Hepimizin günahı vardı yaratılmışız sevgi içinde kalmaya, tek sebep sevginin kollarında kalmaktan geçiyordu, sadece bakmasını öğrenecektik sadece bakarken görmek istediklerimizi değil de yüreğimizi konuşturmak isterdik... Korkuları ardımızda bırakarak, haramın uzağında, yürek sesinin derinlerinde kalarak sadece öz sevginin kokusuna bakar kalmak isterdik...
Oldu mu, kusurlu muyum demeden, sadece hakça sevgi içine girmek isterdik, sadece nefeslerin duruluğunda gözlerimizi kapamak isterdik…
Hislerimizden uzaklaşarak öz benliğimize sorular sorardık, hak ettiğimiz yaşam bundan sonra bu muydu derken bile korkudan kopmuştuk…
Belki de ruhumuzu sakinleştiriyorduk, ürkek ve de sakınan anlardan kurtulmak için, yalnızlıktan kopuyorduk belki de, belki de hayatımızı yeni bir yaşama devşiriyorduk…

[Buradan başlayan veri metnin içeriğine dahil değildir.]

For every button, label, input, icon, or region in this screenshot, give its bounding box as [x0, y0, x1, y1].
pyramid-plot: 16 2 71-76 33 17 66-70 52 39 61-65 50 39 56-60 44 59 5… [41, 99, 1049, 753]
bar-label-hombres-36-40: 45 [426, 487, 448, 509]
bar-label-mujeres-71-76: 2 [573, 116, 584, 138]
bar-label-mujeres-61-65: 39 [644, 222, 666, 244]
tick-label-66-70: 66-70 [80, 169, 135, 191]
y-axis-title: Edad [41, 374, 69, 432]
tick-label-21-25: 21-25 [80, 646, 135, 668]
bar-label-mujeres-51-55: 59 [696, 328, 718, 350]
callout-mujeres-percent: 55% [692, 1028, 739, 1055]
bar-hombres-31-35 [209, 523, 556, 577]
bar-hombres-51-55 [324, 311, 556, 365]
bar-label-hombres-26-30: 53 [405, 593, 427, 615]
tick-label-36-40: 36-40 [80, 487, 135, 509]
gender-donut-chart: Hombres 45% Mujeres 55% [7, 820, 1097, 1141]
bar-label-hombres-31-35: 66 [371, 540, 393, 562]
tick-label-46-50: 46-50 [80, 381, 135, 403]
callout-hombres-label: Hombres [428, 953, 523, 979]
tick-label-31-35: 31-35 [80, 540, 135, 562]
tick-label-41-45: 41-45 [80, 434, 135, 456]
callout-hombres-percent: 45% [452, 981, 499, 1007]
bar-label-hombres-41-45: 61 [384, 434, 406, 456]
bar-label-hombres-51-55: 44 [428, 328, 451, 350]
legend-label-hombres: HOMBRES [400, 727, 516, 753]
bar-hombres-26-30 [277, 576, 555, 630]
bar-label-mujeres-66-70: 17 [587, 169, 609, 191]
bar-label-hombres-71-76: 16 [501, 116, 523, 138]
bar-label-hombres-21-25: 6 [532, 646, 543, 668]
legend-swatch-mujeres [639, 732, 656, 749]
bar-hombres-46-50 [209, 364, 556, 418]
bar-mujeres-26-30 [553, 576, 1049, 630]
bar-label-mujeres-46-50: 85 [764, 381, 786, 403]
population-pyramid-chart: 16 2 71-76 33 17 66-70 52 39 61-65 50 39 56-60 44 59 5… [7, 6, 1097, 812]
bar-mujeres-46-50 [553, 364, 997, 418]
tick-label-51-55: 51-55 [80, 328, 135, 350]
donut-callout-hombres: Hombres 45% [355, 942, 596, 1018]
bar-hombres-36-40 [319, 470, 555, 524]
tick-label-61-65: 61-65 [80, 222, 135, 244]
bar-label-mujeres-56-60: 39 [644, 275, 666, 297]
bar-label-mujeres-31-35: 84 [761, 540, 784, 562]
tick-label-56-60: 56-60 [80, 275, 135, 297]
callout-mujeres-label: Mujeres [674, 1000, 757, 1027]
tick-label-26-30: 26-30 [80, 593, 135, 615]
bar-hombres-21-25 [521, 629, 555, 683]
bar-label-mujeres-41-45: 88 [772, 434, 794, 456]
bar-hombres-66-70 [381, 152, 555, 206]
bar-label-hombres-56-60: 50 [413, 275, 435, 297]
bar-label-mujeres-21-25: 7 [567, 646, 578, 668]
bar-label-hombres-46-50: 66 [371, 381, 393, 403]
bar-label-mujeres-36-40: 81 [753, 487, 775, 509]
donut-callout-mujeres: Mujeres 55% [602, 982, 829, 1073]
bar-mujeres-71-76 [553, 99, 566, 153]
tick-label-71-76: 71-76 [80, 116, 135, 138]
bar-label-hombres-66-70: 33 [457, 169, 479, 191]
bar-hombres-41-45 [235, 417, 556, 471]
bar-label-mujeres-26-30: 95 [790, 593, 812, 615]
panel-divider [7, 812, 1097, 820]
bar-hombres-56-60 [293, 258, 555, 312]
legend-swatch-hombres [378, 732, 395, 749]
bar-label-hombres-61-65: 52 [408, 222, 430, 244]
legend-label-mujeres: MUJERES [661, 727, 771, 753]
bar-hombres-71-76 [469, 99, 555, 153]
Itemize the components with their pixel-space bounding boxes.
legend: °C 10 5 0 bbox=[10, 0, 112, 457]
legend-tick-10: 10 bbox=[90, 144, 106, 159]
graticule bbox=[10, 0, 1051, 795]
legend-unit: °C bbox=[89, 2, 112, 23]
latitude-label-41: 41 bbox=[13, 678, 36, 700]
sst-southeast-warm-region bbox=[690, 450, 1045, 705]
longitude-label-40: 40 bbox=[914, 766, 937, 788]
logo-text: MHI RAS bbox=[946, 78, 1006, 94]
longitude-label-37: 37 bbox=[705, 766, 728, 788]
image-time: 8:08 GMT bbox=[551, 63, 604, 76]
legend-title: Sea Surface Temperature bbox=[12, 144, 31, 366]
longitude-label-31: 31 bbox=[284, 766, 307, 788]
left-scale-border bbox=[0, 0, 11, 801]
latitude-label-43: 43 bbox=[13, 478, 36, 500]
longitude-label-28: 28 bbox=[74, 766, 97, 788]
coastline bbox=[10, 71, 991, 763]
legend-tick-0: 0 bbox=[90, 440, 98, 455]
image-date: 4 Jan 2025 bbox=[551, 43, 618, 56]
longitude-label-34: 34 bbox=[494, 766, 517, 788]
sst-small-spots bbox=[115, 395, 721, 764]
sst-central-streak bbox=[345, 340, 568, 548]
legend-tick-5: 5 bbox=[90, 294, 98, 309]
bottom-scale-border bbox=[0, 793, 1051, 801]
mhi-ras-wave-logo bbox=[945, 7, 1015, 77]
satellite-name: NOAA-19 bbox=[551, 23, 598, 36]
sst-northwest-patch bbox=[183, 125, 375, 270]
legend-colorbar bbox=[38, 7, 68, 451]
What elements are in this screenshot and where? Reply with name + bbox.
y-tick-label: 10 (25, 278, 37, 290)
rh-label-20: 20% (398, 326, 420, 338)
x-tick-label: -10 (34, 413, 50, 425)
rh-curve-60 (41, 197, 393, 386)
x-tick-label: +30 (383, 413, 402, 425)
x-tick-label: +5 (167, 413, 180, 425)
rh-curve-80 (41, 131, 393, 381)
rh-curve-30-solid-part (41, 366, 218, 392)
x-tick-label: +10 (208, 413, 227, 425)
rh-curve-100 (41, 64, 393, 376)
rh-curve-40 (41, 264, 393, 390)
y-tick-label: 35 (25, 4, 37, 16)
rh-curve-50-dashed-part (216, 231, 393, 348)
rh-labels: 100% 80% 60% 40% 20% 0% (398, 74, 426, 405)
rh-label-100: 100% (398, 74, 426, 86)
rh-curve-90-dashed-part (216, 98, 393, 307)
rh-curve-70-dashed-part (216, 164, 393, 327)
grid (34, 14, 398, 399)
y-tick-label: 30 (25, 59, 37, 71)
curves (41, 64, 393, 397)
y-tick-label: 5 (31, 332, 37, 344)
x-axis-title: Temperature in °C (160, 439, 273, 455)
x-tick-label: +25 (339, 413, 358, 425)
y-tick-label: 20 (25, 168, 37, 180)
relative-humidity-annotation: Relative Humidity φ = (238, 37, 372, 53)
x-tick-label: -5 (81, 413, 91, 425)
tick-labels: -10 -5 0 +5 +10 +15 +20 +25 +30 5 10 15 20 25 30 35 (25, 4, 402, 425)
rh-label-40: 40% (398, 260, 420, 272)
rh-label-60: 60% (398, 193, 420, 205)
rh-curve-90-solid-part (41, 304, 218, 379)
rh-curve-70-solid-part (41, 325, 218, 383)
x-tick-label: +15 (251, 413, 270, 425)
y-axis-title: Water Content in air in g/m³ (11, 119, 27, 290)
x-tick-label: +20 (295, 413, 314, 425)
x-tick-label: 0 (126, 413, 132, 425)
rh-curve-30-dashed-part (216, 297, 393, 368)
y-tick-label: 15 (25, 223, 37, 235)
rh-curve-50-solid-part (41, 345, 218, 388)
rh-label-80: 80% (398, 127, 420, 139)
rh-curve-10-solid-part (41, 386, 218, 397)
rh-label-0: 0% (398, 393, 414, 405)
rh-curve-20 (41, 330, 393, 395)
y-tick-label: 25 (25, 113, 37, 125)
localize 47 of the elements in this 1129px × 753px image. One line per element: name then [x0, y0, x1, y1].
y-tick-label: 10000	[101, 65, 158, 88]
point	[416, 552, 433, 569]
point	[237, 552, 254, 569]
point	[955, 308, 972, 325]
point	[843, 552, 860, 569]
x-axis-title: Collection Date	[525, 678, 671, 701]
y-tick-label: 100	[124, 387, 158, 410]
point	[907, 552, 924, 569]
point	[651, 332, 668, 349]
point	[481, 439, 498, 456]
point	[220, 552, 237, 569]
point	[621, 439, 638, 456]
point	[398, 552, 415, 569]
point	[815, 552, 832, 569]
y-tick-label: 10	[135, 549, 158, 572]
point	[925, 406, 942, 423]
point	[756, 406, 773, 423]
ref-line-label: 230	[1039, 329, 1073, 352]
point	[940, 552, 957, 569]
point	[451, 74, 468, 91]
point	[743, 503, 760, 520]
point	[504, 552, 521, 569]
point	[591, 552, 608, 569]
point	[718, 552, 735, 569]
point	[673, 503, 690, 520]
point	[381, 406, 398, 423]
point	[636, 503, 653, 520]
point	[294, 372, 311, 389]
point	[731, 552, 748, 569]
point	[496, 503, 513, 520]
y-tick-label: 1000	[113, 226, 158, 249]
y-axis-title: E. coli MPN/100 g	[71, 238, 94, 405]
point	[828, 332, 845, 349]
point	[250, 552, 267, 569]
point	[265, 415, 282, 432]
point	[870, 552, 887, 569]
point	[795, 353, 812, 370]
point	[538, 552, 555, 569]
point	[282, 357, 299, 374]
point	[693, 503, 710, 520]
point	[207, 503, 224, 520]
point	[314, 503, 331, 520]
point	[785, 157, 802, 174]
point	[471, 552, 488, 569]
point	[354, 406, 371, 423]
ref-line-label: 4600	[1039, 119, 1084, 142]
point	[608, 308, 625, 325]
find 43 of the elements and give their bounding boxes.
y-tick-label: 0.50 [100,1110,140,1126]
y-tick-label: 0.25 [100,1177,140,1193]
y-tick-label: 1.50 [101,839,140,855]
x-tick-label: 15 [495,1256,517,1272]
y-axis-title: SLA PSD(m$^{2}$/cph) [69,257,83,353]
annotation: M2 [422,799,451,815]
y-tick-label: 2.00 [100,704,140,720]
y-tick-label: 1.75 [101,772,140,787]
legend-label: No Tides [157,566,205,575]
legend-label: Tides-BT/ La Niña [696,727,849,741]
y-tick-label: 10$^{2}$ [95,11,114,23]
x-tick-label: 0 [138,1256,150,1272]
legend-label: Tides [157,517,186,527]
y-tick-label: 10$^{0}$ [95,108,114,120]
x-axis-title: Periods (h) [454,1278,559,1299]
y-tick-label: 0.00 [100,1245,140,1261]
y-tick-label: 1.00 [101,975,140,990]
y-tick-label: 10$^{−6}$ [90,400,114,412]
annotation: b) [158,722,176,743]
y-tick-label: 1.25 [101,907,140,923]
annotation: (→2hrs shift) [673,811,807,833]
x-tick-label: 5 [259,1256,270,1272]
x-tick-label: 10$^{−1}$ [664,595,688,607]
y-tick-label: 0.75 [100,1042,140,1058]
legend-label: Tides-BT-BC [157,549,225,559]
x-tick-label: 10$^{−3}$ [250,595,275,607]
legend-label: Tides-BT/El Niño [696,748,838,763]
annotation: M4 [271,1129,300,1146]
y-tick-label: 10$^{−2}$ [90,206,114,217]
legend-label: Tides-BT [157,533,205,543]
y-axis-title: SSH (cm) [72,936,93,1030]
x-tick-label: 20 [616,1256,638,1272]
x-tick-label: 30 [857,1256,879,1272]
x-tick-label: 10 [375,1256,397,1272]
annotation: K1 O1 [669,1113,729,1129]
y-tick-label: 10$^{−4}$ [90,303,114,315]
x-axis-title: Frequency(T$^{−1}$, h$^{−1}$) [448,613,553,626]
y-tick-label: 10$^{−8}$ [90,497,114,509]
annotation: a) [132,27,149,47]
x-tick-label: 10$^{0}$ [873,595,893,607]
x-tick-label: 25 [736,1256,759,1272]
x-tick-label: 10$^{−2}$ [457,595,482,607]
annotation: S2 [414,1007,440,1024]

Farkındasızlıkla, ama umursamıyorduk ne geçmişi, ne de geleceğin çıkmazlarında kayboluşların girdaplarından, oysa umutsuz değildik sadece bakınmak, geç kalınmış görüntülere atıyorsa bizi rızamız da olurdu buna…
Aslında yoruluyorduk bu vakitsiz isteklerden, aranış içindeki yüreğimden yükselen sese bakmadan sen benim geçmişten sarkan geleceğimsin derdik…
Aslında bir çıkmazdı bunlar, sadece imrenilecek bir yaşam arzu etmiştik, sadece o yaşamın içinde sade ve öz kalmaktı amacımız…
Ben kimdim, sen kimsin bu hayatın son girdaplarında dolanan… Seni özlüyorum, senin sesini özlüyorum, bakışını ve de gülüşünle gözlerimi kısmak istiyorum… Sadece gözlerindeki kuytuluklarda kaybolmak istiyorum, bu sonsuza uzasa da umurumda değil...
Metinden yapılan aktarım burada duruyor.